A ema não anda para trás

Sobra o caminho de, com agência própria ou sem ela, baixar a exigência perante as farmacêuticas. E, sem surpresa, é isso que o Reino Unido já está a fazer.

Ainda há poucos meses o governo britânico defendia que apesar de ter optado por fazer sair o seu país não só da UE, mas também do mercado único e da união aduaneira, não havia qualquer necessidade de retirar do Reino Unido a Agência Bancária Europeia e a Agência Europeia do Medicamento. Os restantes 27 governos da UE encolheram os ombros e decidiram sozinhos avançar para a reinstalação dessas duas agências dentro do território da União.

Alguma tinta correu ontem sobre a escolha de Paris e Amesterdão como novas cidades-sede destas agências.
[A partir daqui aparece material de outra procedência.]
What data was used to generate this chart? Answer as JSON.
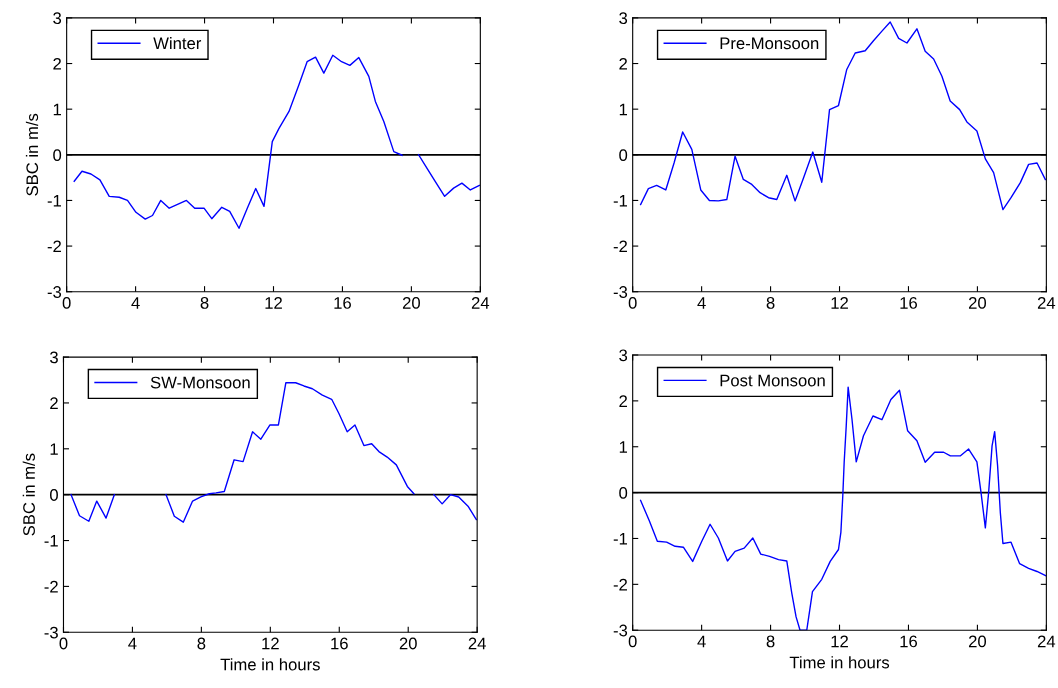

Mas vale ainda a pena entender o que significa para um país como o Reino Unido perder acesso a estas agências e a todas as outras que regulam o mercado europeu. É que o debate sobre o "Brexit" fascinou muita gente no ano passado, e chegou a ter adeptos que viram no "Brexit" um exemplo para Portugal, mas hoje impera um estranho silêncio sobre as consequências que o "Brexit" já tem. É sempre melhor discutir a caricatura do que a realidade.

Tomemos o caso da EMA — a Agência Europeia do Medicamento. Para um país como o Reino Unido, deixar de participar na EMA significa uma de duas coisas.

A primeira hipótese é a mais barata: simplesmente seguir as determinações da agência europeia que acabaram de abandonar e cujos critérios de avaliação de medicamentos são reconhecidamente exigentes. O único problema é que, para quem decidiu sair da UE para “recuperar o controle”, aceitar as decisões de uma agência na qual não se participa não cheira a grande resgate de soberania.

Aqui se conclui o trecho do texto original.